For the sake of completeness here's the proof for the irrationality of $\theta$. Assume contrariwise that there exists a rational number $m/n$ such that $$ 10^{m/n}=\frac{1+\sqrt5}2. $$ Raising this to power $n$ would then imply that $$ 10^m=\left(\frac{1+\sqrt5}2\right)^n. $$ But here the left hand side is an integer where as the right hand side differs from an integer by the tiny amount $\left(\frac{1-\sqrt5}2\right)^n$.

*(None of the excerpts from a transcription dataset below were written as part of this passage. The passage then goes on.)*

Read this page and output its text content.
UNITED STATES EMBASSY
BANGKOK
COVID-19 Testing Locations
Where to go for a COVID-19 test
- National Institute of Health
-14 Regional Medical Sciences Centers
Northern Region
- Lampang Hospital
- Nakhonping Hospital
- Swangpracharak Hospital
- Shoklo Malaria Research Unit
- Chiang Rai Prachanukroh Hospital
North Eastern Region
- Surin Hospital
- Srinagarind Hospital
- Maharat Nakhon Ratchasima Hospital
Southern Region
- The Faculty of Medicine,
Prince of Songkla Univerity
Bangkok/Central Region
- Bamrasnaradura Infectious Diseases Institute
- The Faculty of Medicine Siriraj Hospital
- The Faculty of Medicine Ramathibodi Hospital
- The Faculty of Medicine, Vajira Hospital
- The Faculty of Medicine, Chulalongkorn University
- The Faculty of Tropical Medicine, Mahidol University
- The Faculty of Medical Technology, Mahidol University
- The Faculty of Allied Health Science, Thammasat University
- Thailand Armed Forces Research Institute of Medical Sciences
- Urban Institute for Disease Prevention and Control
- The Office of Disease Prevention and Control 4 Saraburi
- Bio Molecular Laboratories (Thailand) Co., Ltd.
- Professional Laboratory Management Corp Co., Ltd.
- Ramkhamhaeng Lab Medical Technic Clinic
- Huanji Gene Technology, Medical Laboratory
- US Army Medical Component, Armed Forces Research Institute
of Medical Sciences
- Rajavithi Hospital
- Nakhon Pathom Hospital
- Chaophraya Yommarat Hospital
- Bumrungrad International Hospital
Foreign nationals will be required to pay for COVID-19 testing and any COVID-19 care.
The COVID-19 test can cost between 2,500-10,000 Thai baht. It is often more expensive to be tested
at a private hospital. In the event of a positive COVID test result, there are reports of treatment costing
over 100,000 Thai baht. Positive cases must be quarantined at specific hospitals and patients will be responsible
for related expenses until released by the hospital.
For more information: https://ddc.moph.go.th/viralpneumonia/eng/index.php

A way of finding explicit (but not necessarily anywhere near the smallest) values of $n$ is then to find good rational approximations of $\theta$. Here $\theta=0.2089876\ldots$. A good rational approximation is then $$ \frac{14}{67}=0.20895522\ldots $$ This implies that $$ \left(\frac{1+\sqrt5}2\right)^{67}\approx 1.005013\cdot10^{14} $$ is very close to a power of ten. By Binet's formula this means that $F_{n+67}$ begins with a sequence of digits close to that of $F_n$, only slightly "bigger".
For example, if you want a Fibonacci number beginning $32\cdots$, you can do the calculations $$ \begin{aligned} x&=\log_{10}(32\cdot\sqrt5)\approx1.8546\ldots,\\ y&=67\theta-\lfloor 67\theta\rfloor\approx0.0021718967\ldots,\\ m&=(x-\lfloor x\rfloor)/y\approx 393.47\ldots \end{aligned} $$ Then (thanks to Mathematica) you can calculate $$ \begin{aligned} F_{393\cdot67}=3192055\ldots,\\ F_{394\cdot 67}=3200805\ldots,\\ F_{395\cdot67}=3224142\ldots. \end{aligned} $$ You see how incrementing $n$ by $67$ increases the value of the integer formed by seven most significant digits by about $0.5$ per cent.
When that half per cent resolution is not good enough to give you the string you want (happens inevitably for longer strings), you need to look for better rational approximations for $\theta$. The tool for that is given by the theory of continued fractions (and best rational approximations).